Prof Bruford of the Cardiff School of Biosciences was one of the research's lead authors.

He said: "We found that genetic diversity has been lost dramatically compared to the Raj tigers and what diversity remains has become much more subdivided into the small (20-120 individual) populations that exist today.

"This is due to loss of habitat and habitat fragmentation, meaning lower population sizes, and the prevention of tigers from dispersing as they once would have, which means their gene pool is no longer mixing across the subcontinent.
Breeding programmes

"This is important because tigers, like all other species, need genetic diversity to survive - especially under climate change - so what diversity remains needs to be managed properly so that the Indian tiger does not become inbred, and retains its capacity to adapt."

Prof Bruford added: "Both conservationists and the Indian government must appreciate that the number of tigers alone is not enough to ensure the species' survival."

"They need to protect the whole spread of forest reserves because many reserves now have their own unique gene combinations, which might be useful for future breeding programmes.

"This study shows that genetic diversity can be lost and a new genetic structure can arise very quickly, if the effects of population collapse and habitat fragmentation are strong enough, so quick action is needed to stymie further demographic loss."

The report Demographic loss, genetic structure and the conservation implications for Indian tigers is published in the Proceedings of The Royal Society journal.

Funding for the project was provided by a Royal Society Collaborative Research Grant.

For the endangered tiger, genetics may finish what the Raj started
Michael Parker, The Conversation Science Alert 16 May 13;

The skin and bones of long-dead tigers from the days of the British Raj have helped reveal how the latest threat to the endangered species is their own DNA.

Taking DNA samples from game hunters' trophies in the Natural History Museum and National Museum of Scotland’s collections, researchers compared these with samples from modern tigers. They found that genetic diversity among the remaining Indian tigers may be low enough to make the population unviable.

The tiger population has dropped precipitously from around 40,000 in 1850 to fewer than 2,000 today, and as their numbers and habitat have shrunk, so has their choice of mating partners. The findings will come as a blow to the Indian government, whose conservationists believe that several years of rising numbers suggest the species has been saved from extinction.

The study, conducted by Samrat Mondol and Uma Ramakrishnan from the National Centre for Biological Sciences in Bangalore and Professor Michael W. Bruford from Cardiff University, was published in the Proceedings of the Royal Society B.

Bruford said, “The results were staggering. We found 93% of the DNA genetic variants we measured in the historical tigers are not found in modern tigers. This is a much bigger fall than we expected.”

For most mammal species, a population of more than 1,000 is a viable one. But Bruford explained it was more appropriate to think of them as pockets of much fewer numbers, as the tigers were spread thinly across the sub-continent.

The researchers divided the tigers they studied into two broad genotypes – those that live in the uplands of Nepal, Tibet and northern India, and those that live in the lush lowands of the south.

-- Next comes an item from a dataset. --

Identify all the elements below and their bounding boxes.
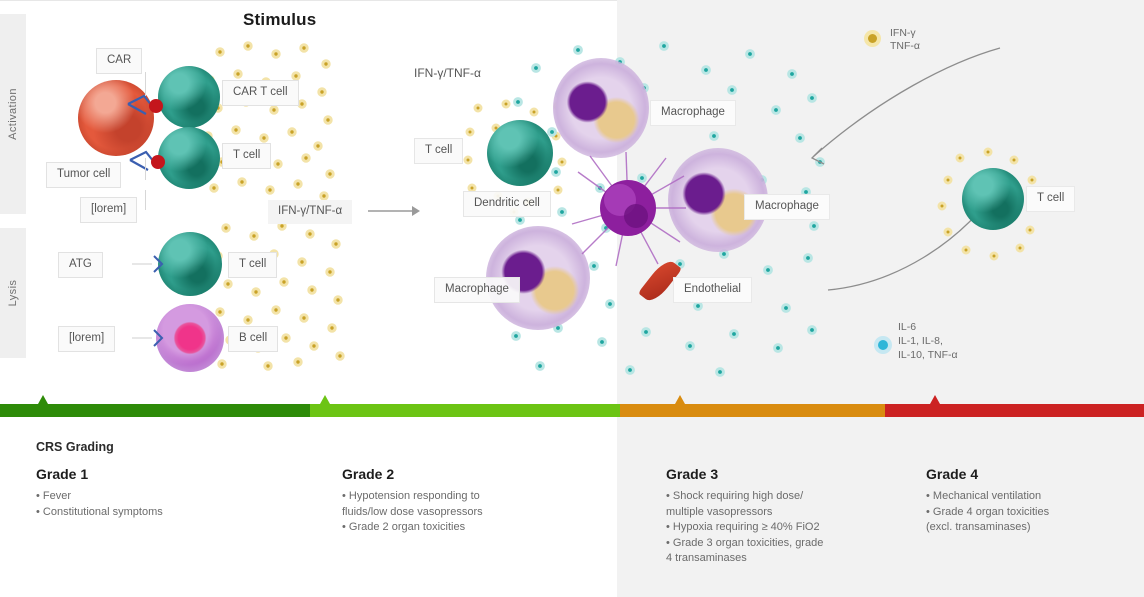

“If you look at modern tigers now, you’d assume they fell into two main genotypes. But when we overlaid them with historical populations, we realised that wasn’t the case at all – it’s just that all the intermediate populations have been exterminated,” Bruford explained.

“Not only have tigers lost a huge amount of genetic variation since the days of the Raj, they have also been partitioned. And because they cannot disperse around their habitat as they would normally, they are losing their genetic viability as a population even faster.”

Hunting by the British and by Indian and Mughal princes alongside rapid loss of habitat from agriculture and urbanisation is to blame for the tiger’s decline. Adding to their woes was that the biggest animals were taken by game hunters as trophies – removing the DNA of evolutionary winners from the genepool.

In the short term, Bruford said, the threat posed by poachers is still more concerning, but the declining quality of tiger genes was a long-term problem. “This won’t go away until wild spaces are managed coherently, with corridors to link up the habitats,“ he said. "When the Indian government measures its conversation success it needs to rely on more than just numbers.”